And then she answered slowly and faintly,
"I'm aweary, Laddie, too tired like for new plans; and maybe, dearie, too old."
"You must go to bed," he said, with a burst of overwhelming compunction. "I ought not to have let you stop up like this. I should have kept what I had to say till to-morrow when you were rested. Come, think no more of it to-night, everything will look brighter to-morrow. I'll show you your bedroom."
And so he took her up-stairs, such a lot of stairs to the old country legs; but her curiosity overcame her fatigue sufficiently to make her peep into the double drawing-room where the gas lamp in the street threw weird lights and shadows on the ceiling, and touched unexpectedly on parts of mirrors or gilded cornices, giving a mysterious effect to the groups of furniture and the chandelier hanging in its holland covering.
"'Tis mighty fine!" she said, "but an unked place to my mind; like a churchyard somat."
Her bedroom did not look "unked," however, with a bright fire burning, and the inviting chintz-curtained bed and the crisp muslin-covered toilet-table, with two candles lighted. In the large looking-glass on the toilet-table, the figure of the little old woman was reflected among the elegant comfort of the room, looking all the more small and shabby and old, and out of place in contrast with her surroundings.

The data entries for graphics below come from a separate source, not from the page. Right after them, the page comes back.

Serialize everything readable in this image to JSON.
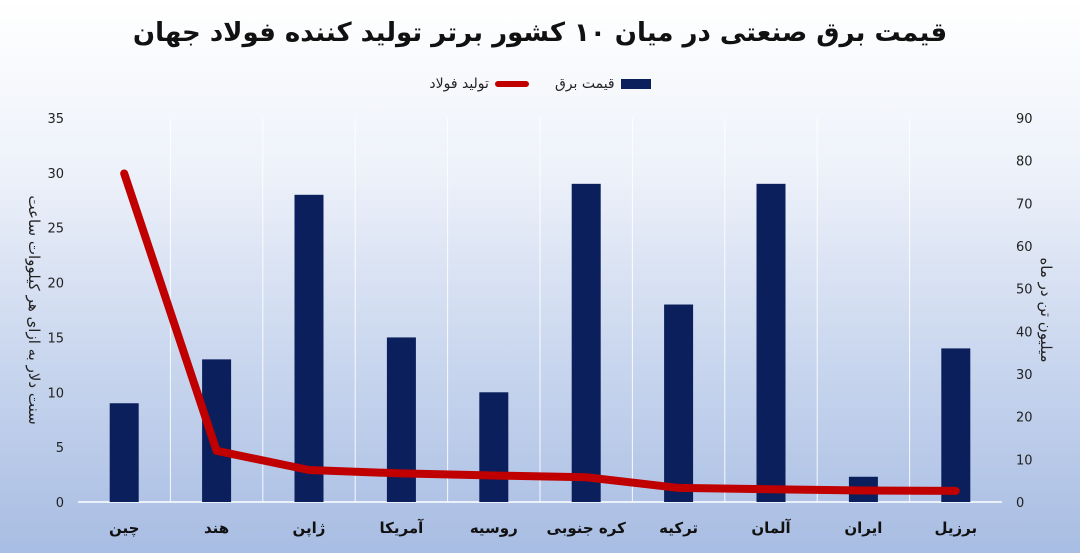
{
  "chart_data": {
    "type": "bar",
    "title": "قیمت برق صنعتی در میان ۱۰ کشور برتر تولید کننده فولاد جهان",
    "categories": [
      "چین",
      "هند",
      "ژاپن",
      "آمریکا",
      "روسیه",
      "کره جنوبی",
      "ترکیه",
      "آلمان",
      "ایران",
      "برزیل"
    ],
    "series": [
      {
        "name": "قیمت برق",
        "type": "bar",
        "axis": "left",
        "color": "#0a1f5c",
        "values": [
          9,
          13,
          28,
          15,
          10,
          29,
          18,
          29,
          2.3,
          14
        ]
      },
      {
        "name": "تولید فولاد",
        "type": "line",
        "axis": "right",
        "color": "#c00000",
        "values": [
          77,
          12,
          7.5,
          6.7,
          6.2,
          5.8,
          3.3,
          3.0,
          2.7,
          2.6
        ]
      }
    ],
    "ylabel_left": "سنت دلار به ازای هر کیلووات ساعت",
    "ylabel_right": "میلیون تن در ماه",
    "ylim_left": [
      0,
      35
    ],
    "yticks_left": [
      0,
      5,
      10,
      15,
      20,
      25,
      30,
      35
    ],
    "ylim_right": [
      0,
      90
    ],
    "yticks_right": [
      0,
      10,
      20,
      30,
      40,
      50,
      60,
      70,
      80,
      90
    ],
    "grid": "vertical",
    "legend_position": "top"
  }
}
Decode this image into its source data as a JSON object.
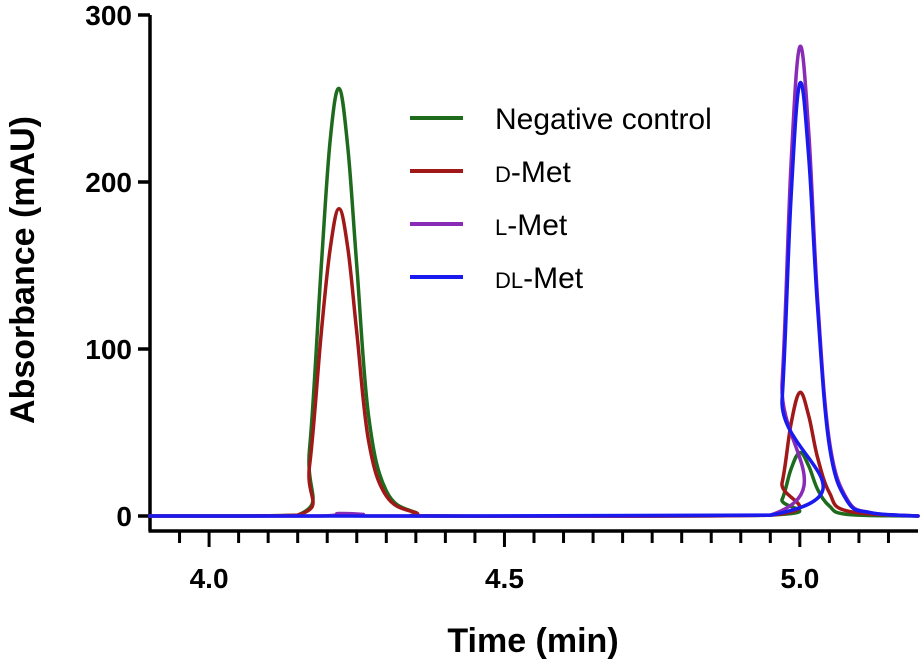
{
  "chart_data": {
    "type": "line",
    "xlabel": "Time (min)",
    "ylabel": "Absorbance (mAU)",
    "xlim": [
      3.9,
      5.2
    ],
    "ylim": [
      0,
      300
    ],
    "x_ticks": [
      "4.0",
      "4.5",
      "5.0"
    ],
    "x_tick_values": [
      4.0,
      4.5,
      5.0
    ],
    "y_ticks": [
      "0",
      "100",
      "200",
      "300"
    ],
    "y_tick_values": [
      0,
      100,
      200,
      300
    ],
    "x_minor_step": 0.05,
    "legend_position": "upper-center",
    "series": [
      {
        "name": "Negative control",
        "name_parts": [
          {
            "text": "Negative control",
            "small_caps": false
          }
        ],
        "color": "#1e6b1e",
        "x": [
          3.9,
          4.15,
          4.17,
          4.19,
          4.205,
          4.22,
          4.235,
          4.25,
          4.27,
          4.3,
          4.35,
          4.4,
          4.95,
          4.97,
          4.985,
          5.0,
          5.015,
          5.03,
          5.05,
          5.08,
          5.2
        ],
        "values": [
          0,
          0.5,
          40,
          150,
          225,
          256,
          220,
          150,
          60,
          15,
          2,
          0,
          0.5,
          10,
          28,
          38,
          30,
          16,
          6,
          1,
          0
        ]
      },
      {
        "name": "D-Met",
        "name_parts": [
          {
            "text": "D",
            "small_caps": true
          },
          {
            "text": "-Met",
            "small_caps": false
          }
        ],
        "color": "#a01818",
        "x": [
          3.9,
          4.15,
          4.17,
          4.19,
          4.205,
          4.22,
          4.235,
          4.25,
          4.27,
          4.3,
          4.35,
          4.4,
          4.95,
          4.97,
          4.985,
          5.0,
          5.015,
          5.03,
          5.05,
          5.08,
          5.2
        ],
        "values": [
          0,
          0.5,
          30,
          110,
          160,
          184,
          160,
          110,
          45,
          12,
          2,
          0,
          0.5,
          20,
          55,
          74,
          60,
          35,
          14,
          3,
          0
        ]
      },
      {
        "name": "L-Met",
        "name_parts": [
          {
            "text": "L",
            "small_caps": true
          },
          {
            "text": "-Met",
            "small_caps": false
          }
        ],
        "color": "#8a2bb8",
        "x": [
          3.9,
          4.18,
          4.22,
          4.26,
          4.3,
          4.95,
          4.97,
          4.985,
          5.0,
          5.015,
          5.03,
          5.05,
          5.08,
          5.12,
          5.2
        ],
        "values": [
          0,
          0,
          1.5,
          1,
          0,
          0.5,
          80,
          210,
          281,
          230,
          130,
          45,
          10,
          2,
          0
        ]
      },
      {
        "name": "DL-Met",
        "name_parts": [
          {
            "text": "DL",
            "small_caps": true
          },
          {
            "text": "-Met",
            "small_caps": false
          }
        ],
        "color": "#1a1aee",
        "x": [
          3.9,
          4.95,
          4.97,
          4.985,
          5.0,
          5.015,
          5.03,
          5.05,
          5.08,
          5.12,
          5.2
        ],
        "values": [
          0,
          0.5,
          70,
          190,
          259,
          215,
          125,
          42,
          9,
          2,
          0
        ]
      }
    ],
    "draw_order": [
      0,
      1,
      2,
      3
    ]
  }
}
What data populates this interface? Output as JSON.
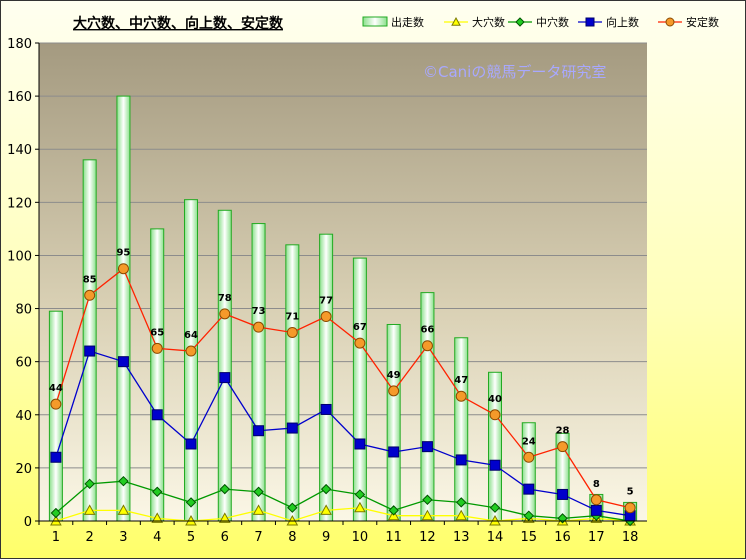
{
  "chart_data": {
    "type": "bar",
    "title": "大穴数、中穴数、向上数、安定数",
    "watermark": "©Caniの競馬データ研究室",
    "categories": [
      "1",
      "2",
      "3",
      "4",
      "5",
      "6",
      "7",
      "8",
      "9",
      "10",
      "11",
      "12",
      "13",
      "14",
      "15",
      "16",
      "17",
      "18"
    ],
    "ylim": [
      0,
      180
    ],
    "yticks": [
      "0",
      "20",
      "40",
      "60",
      "80",
      "100",
      "120",
      "140",
      "160",
      "180"
    ],
    "grid": true,
    "legend": "top-right",
    "series": [
      {
        "name": "出走数",
        "kind": "bar",
        "color": "#22aa22",
        "values": [
          79,
          136,
          160,
          110,
          121,
          117,
          112,
          104,
          108,
          99,
          74,
          86,
          69,
          56,
          37,
          33,
          10,
          7
        ]
      },
      {
        "name": "大穴数",
        "kind": "line",
        "color": "#ffff00",
        "marker": "triangle",
        "values": [
          0,
          4,
          4,
          1,
          0,
          1,
          4,
          0,
          4,
          5,
          2,
          2,
          2,
          0,
          1,
          0,
          1,
          0
        ]
      },
      {
        "name": "中穴数",
        "kind": "line",
        "color": "#009900",
        "marker": "diamond",
        "values": [
          3,
          14,
          15,
          11,
          7,
          12,
          11,
          5,
          12,
          10,
          4,
          8,
          7,
          5,
          2,
          1,
          2,
          0
        ]
      },
      {
        "name": "向上数",
        "kind": "line",
        "color": "#0000cc",
        "marker": "square",
        "values": [
          24,
          64,
          60,
          40,
          29,
          54,
          34,
          35,
          42,
          29,
          26,
          28,
          23,
          21,
          12,
          10,
          4,
          2
        ]
      },
      {
        "name": "安定数",
        "kind": "line",
        "color": "#ff2200",
        "marker": "circle",
        "values": [
          44,
          85,
          95,
          65,
          64,
          78,
          73,
          71,
          77,
          67,
          49,
          66,
          47,
          40,
          24,
          28,
          8,
          5
        ],
        "labels": true
      }
    ]
  }
}
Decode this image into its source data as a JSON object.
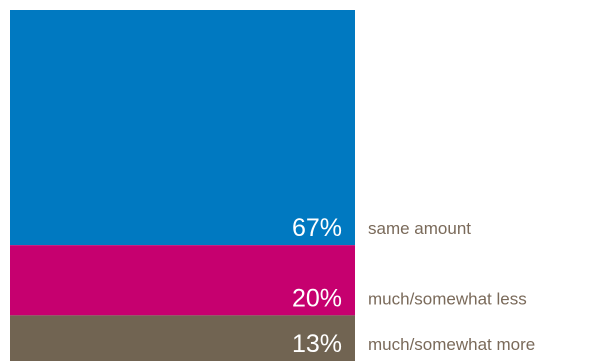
{
  "chart_data": {
    "type": "bar",
    "stacked": true,
    "orientation": "vertical",
    "categories": [
      "same amount",
      "much/somewhat less",
      "much/somewhat more"
    ],
    "values": [
      67,
      20,
      13
    ],
    "value_labels": [
      "67%",
      "20%",
      "13%"
    ],
    "colors": [
      "#0079c1",
      "#c6006f",
      "#716452"
    ],
    "label_color": "#7a6a5a",
    "title": "",
    "xlabel": "",
    "ylabel": "",
    "ylim": [
      0,
      100
    ],
    "grid": false,
    "legend": "right"
  }
}
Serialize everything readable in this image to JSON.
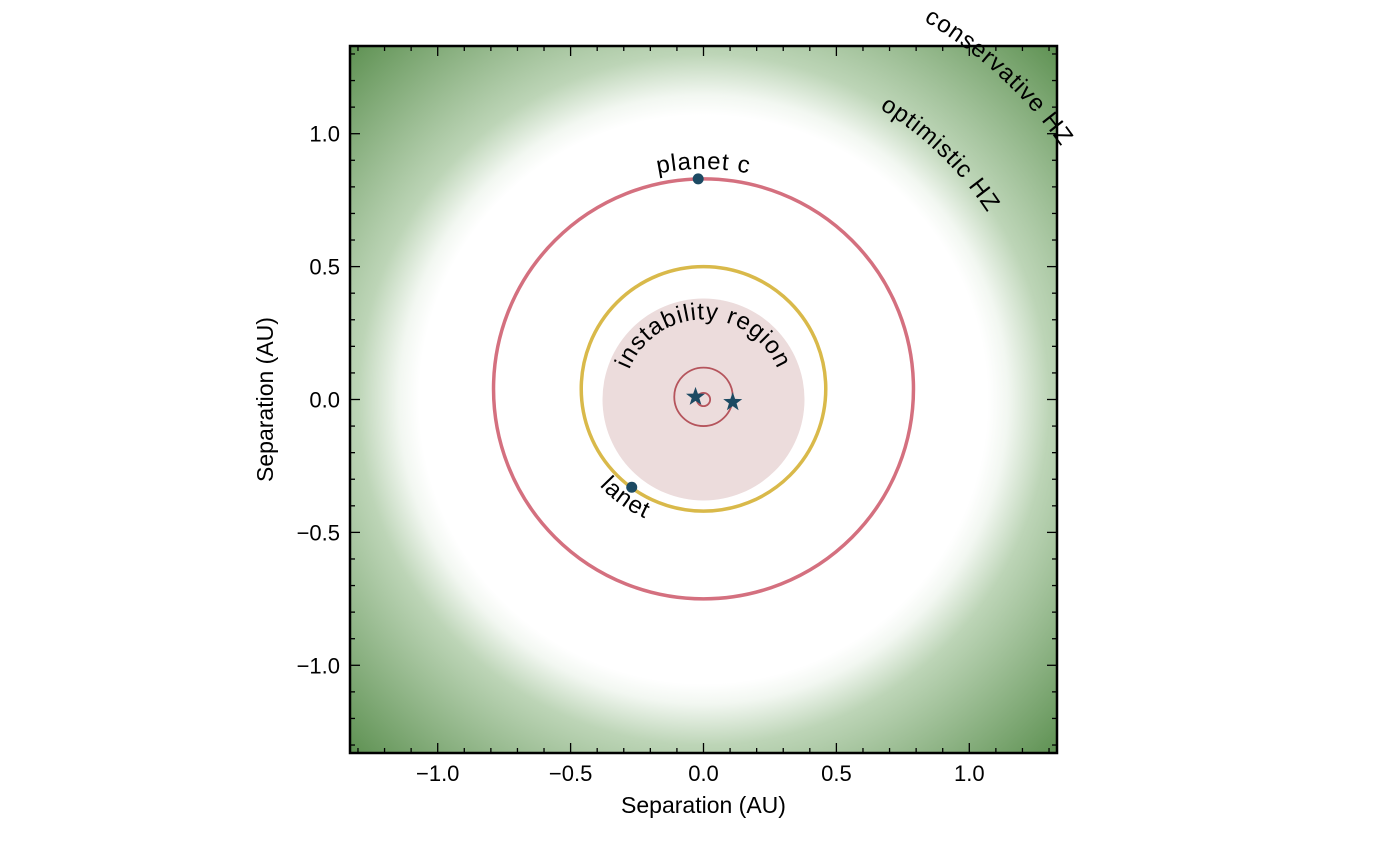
{
  "chart_data": {
    "type": "scatter",
    "title": "",
    "xlabel": "Separation (AU)",
    "ylabel": "Separation (AU)",
    "xlim": [
      -1.33,
      1.33
    ],
    "ylim": [
      -1.33,
      1.33
    ],
    "grid": false,
    "xticks": [
      -1.0,
      -0.5,
      0.0,
      0.5,
      1.0
    ],
    "yticks": [
      -1.0,
      -0.5,
      0.0,
      0.5,
      1.0
    ],
    "xtick_labels": [
      "−1.0",
      "−0.5",
      "0.0",
      "0.5",
      "1.0"
    ],
    "ytick_labels": [
      "1.0",
      "0.5",
      "0.0",
      "−0.5",
      "−1.0"
    ],
    "ytick_values": [
      1.0,
      0.5,
      0.0,
      -0.5,
      -1.0
    ],
    "habitable_zones": {
      "optimistic_inner_au": 1.07,
      "conservative_inner_au": 1.3,
      "optimistic_label": "optimistic  HZ",
      "conservative_label": "conservative  HZ",
      "color": "#5b8f4f"
    },
    "instability_region": {
      "center": [
        0.0,
        0.0
      ],
      "radius_au": 0.38,
      "label": "instability  region",
      "color": "#ecdcdc"
    },
    "orbits": [
      {
        "name": "planet c",
        "center": [
          0.0,
          0.04
        ],
        "radius_au": 0.79,
        "color": "#d4707f"
      },
      {
        "name": "planet b",
        "center": [
          0.0,
          0.04
        ],
        "radius_au": 0.46,
        "color": "#d9b94a"
      }
    ],
    "binary_orbits": [
      {
        "center": [
          0.0,
          0.01
        ],
        "radius_au": 0.11,
        "color": "#b5545c"
      },
      {
        "center": [
          0.0,
          0.0
        ],
        "radius_au": 0.025,
        "color": "#b5545c"
      }
    ],
    "planets": [
      {
        "label": "planet  c",
        "x": -0.02,
        "y": 0.83,
        "color": "#1c4a63"
      },
      {
        "label": "planet  b",
        "x": -0.27,
        "y": -0.33,
        "color": "#1c4a63"
      }
    ],
    "stars": [
      {
        "x": -0.03,
        "y": 0.01,
        "color": "#1c4a63"
      },
      {
        "x": 0.11,
        "y": -0.01,
        "color": "#1c4a63"
      }
    ]
  }
}
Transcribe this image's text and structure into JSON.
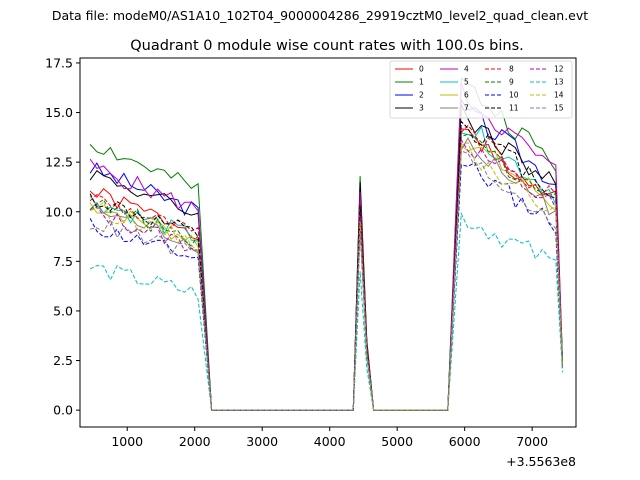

"Now make haste to bed, there's a good old mother; my room is next to this if you want anything, and I shall soon come up to bed. I hope you'll be very comfortable. Good-night."
And then he left her with a kiss; and she stood for some minutes quite still, looking at the scene reflected in the glass before her, peering curiously and attentively at it.
"And so Laddie is ashamed of his old mother," she said softly, with a little sigh; "and it ain't no wonder!"